Apple sues OpenAI over stolen hardware designs, naming Tang Tan and Chang Liu
Filed in California federal court, Apple accuses OpenAI of using “show and tell” prototype interviews to copy device plans.

Apple sued OpenAI in California federal court over alleged theft of current and former employees, naming OpenAI chief hardware officer Tang Tan and former Apple engineer Chang Liu. For executives, the case signals how AI device race incentives are colliding with IP risk, hiring controls, and litigation readiness.
Apple has sued OpenAI in a California federal court, accusing the ChatGPT maker of using current and former employees to steal hardware designs as it prepares to launch AI-focused consumer devices. The lawsuit, filed on Friday, puts specific people in the spotlight: OpenAI chief hardware officer Tang Tan, and former Apple engineer Chang Liu.
Apple’s allegation is not vague, and it is not just about “information sharing.” The suit claims there was a pattern of misconduct involving employees bringing hardware prototypes into interviews framed as “show and tell.” In other words, Apple argues that what was presented in those interviews was more than a demo. It was, according to Apple, part of a mechanism for moving designs across company boundaries while OpenAI builds toward consumer AI hardware.
This is a classic flashpoint for technology companies heading into the next hardware wave. When the product category is still being defined, the competitive advantage tends to concentrate in a few things: product engineering, form factor, industrial design, and the hidden details of how devices integrate with software. Those advantages are not always obvious to outsiders, which is why disputes like this often turn into allegations about prototypes, documentation, and employee access. From a governance standpoint, the story is really about how companies manage “soft” knowledge that is generated during building, testing, and internal review cycles.
It also highlights a tension in the AI hardware race. OpenAI is not only developing AI models in the abstract. The company is preparing to launch AI-focused consumer devices, which is a different game than shipping APIs or software updates. Hardware timelines are unforgiving, and consumer device planning involves multiple teams, suppliers, and iteration loops. If Apple is right that OpenAI’s approach included leveraging employees who had access to Apple design work, then the alleged harm is not simply theoretical. It is about speed to market and the ability to replicate design direction.
The people named in the lawsuit matter because they sit near the center of that build process. Tang Tan, as OpenAI’s chief hardware officer, is positioned to oversee the hardware effort and make decisions about sourcing, development partnerships, and team formation. Chang Liu, described as a former Apple engineer, is the connective tissue in Apple’s narrative. In disputes like this, courts typically care less about headlines and more about whether access, intent, and handling of information meet the legal threshold for trade secret or related claims. Even without seeing the full complaint, the fact that Apple named individuals suggests it believes there is a specific factual basis to connect them to the alleged conduct.
For decision-makers, the second-order issue is that “employee mobility” is no longer just an HR concern. It becomes a legal and operational systems problem. When employees move between companies that compete, boards and executives need to assume that their hiring and onboarding processes will be tested. That includes how devices prototypes are handled, how interview content is documented, what confidentiality obligations cover, and how internal groups separate projects that could be sensitive. A “show and tell” style interview might feel collaborative and low risk in ordinary circumstances, but Apple’s allegation is that it became a channel for transferring designs.

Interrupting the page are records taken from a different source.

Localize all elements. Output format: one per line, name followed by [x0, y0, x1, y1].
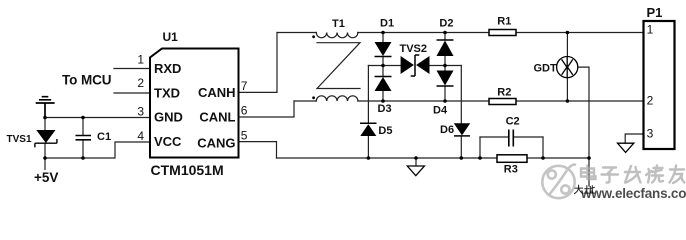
svg-text:3: 3 — [647, 126, 654, 140]
svg-text:TVS2: TVS2 — [400, 43, 428, 55]
svg-text:D3: D3 — [378, 103, 392, 115]
svg-text:D6: D6 — [440, 124, 454, 136]
svg-text:C2: C2 — [506, 115, 520, 127]
svg-text:TVS1: TVS1 — [7, 134, 32, 145]
svg-text:1: 1 — [647, 23, 654, 37]
svg-text:D1: D1 — [380, 18, 394, 30]
svg-text:CTM1051M: CTM1051M — [151, 162, 224, 178]
svg-text:P1: P1 — [647, 5, 663, 20]
svg-text:RXD: RXD — [154, 61, 181, 76]
svg-text:D2: D2 — [439, 18, 453, 30]
svg-text:T1: T1 — [332, 18, 345, 30]
svg-text:CANH: CANH — [198, 85, 236, 100]
svg-text:To MCU: To MCU — [62, 73, 111, 88]
svg-text:D5: D5 — [378, 125, 392, 137]
svg-text:GND: GND — [154, 110, 183, 125]
svg-text:U1: U1 — [163, 30, 179, 44]
svg-text:C1: C1 — [97, 131, 111, 143]
svg-text:VCC: VCC — [154, 134, 182, 149]
svg-text:www.elecfans.com: www.elecfans.com — [580, 186, 686, 201]
svg-text:R1: R1 — [497, 15, 511, 27]
svg-text:2: 2 — [647, 94, 654, 108]
svg-text:D4: D4 — [433, 105, 448, 117]
svg-text:CANG: CANG — [197, 136, 235, 151]
svg-text:7: 7 — [241, 79, 248, 93]
svg-text:GDT: GDT — [534, 63, 558, 75]
svg-text:3: 3 — [137, 104, 144, 118]
svg-text:6: 6 — [241, 104, 248, 118]
svg-text:R3: R3 — [504, 163, 518, 175]
svg-text:TXD: TXD — [154, 85, 180, 100]
svg-text:1: 1 — [137, 52, 144, 66]
svg-text:R2: R2 — [497, 87, 511, 99]
svg-text:5: 5 — [241, 128, 248, 142]
svg-text:2: 2 — [137, 76, 144, 90]
svg-text:+5V: +5V — [34, 170, 58, 185]
svg-text:CANL: CANL — [199, 110, 235, 125]
svg-text:4: 4 — [137, 129, 144, 143]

There is also a broader compliance angle. California federal court is not a random venue choice. Tech companies often face IP disputes, but the forum can influence procedural timelines and how quickly disputes move into discovery. Discovery is where disputes often stop being abstract and start being about emails, documents, access logs, prototype files, and the chain of who saw what. For a company building consumer hardware, discovery can be a disruption to product schedules, budget planning, and engineering bandwidth.

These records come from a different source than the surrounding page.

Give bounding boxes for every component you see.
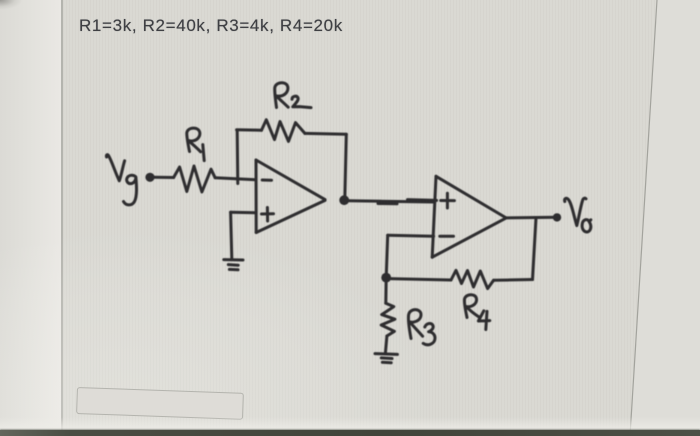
op-amp U1 plus sign: [262, 208, 274, 222]
wire noninverting input left: [231, 211, 256, 215]
wire feedback top rail right: [305, 132, 346, 136]
ground (op-amp U1 + input): [224, 260, 243, 270]
wire feedback right vertical down to output node: [345, 134, 347, 199]
label R4: [464, 295, 489, 330]
label R1: [187, 128, 204, 160]
node U1 output dot: [339, 195, 349, 205]
resistor R2: [262, 120, 305, 142]
wire U2 inverting input left: [388, 235, 434, 236]
wire overlap stroke: [378, 202, 397, 205]
wire feedback top rail left: [237, 128, 262, 131]
wire feedback left vertical: [236, 130, 240, 183]
wire down to ground: [231, 212, 232, 258]
wire R3 to ground: [385, 336, 387, 353]
wire R4 to right vertical: [494, 278, 533, 282]
node Vo terminal dot: [553, 213, 561, 221]
op-amp U2 minus sign: [440, 235, 454, 238]
resistor R4: [451, 270, 494, 288]
wire overlap stroke upper: [408, 198, 437, 202]
node feedback junction dot: [381, 273, 391, 283]
op-amp U2: [432, 176, 505, 257]
wire down to feedback node: [386, 235, 388, 277]
wire U1 output to U2 + input: [349, 201, 434, 202]
node Vg label: [106, 155, 136, 205]
wire node to R4: [389, 279, 452, 280]
resistor R3: [381, 303, 395, 336]
resistor R1: [174, 166, 216, 192]
wire node down to R3: [384, 278, 387, 304]
wire R1 to inverting input (node at feedback tap): [215, 178, 256, 180]
wire feedback right vertical up: [533, 218, 537, 280]
wire Vg to R1: [155, 176, 174, 179]
ground (R3 bottom): [375, 354, 397, 363]
op-amp U2 plus sign: [441, 193, 455, 208]
node Vo label: [565, 198, 591, 232]
op-amp U1: [256, 160, 325, 233]
wire U2 output: [506, 216, 557, 220]
op-amp U1 minus sign: [262, 179, 271, 182]
label R3: [408, 310, 435, 345]
node Vg terminal dot: [145, 173, 154, 182]
label R2: [275, 83, 311, 108]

Finally, this case lands at an inflection point for the AI hardware market. If Apple’s claim that OpenAI is preparing AI-focused consumer devices is accurate in the context of the suit, then the competition between major platforms is accelerating. That changes how executives should think about differentiation. It is not enough to build. You also need to prevent leakage, preserve evidence, and demonstrate a clean boundary between teams and prototypes. In the short term, the lawsuit is about accountability. In the long term, it is about whether the industry’s next billion-dollar devices will be shaped as much by legal strategy and internal controls as by engineering talent.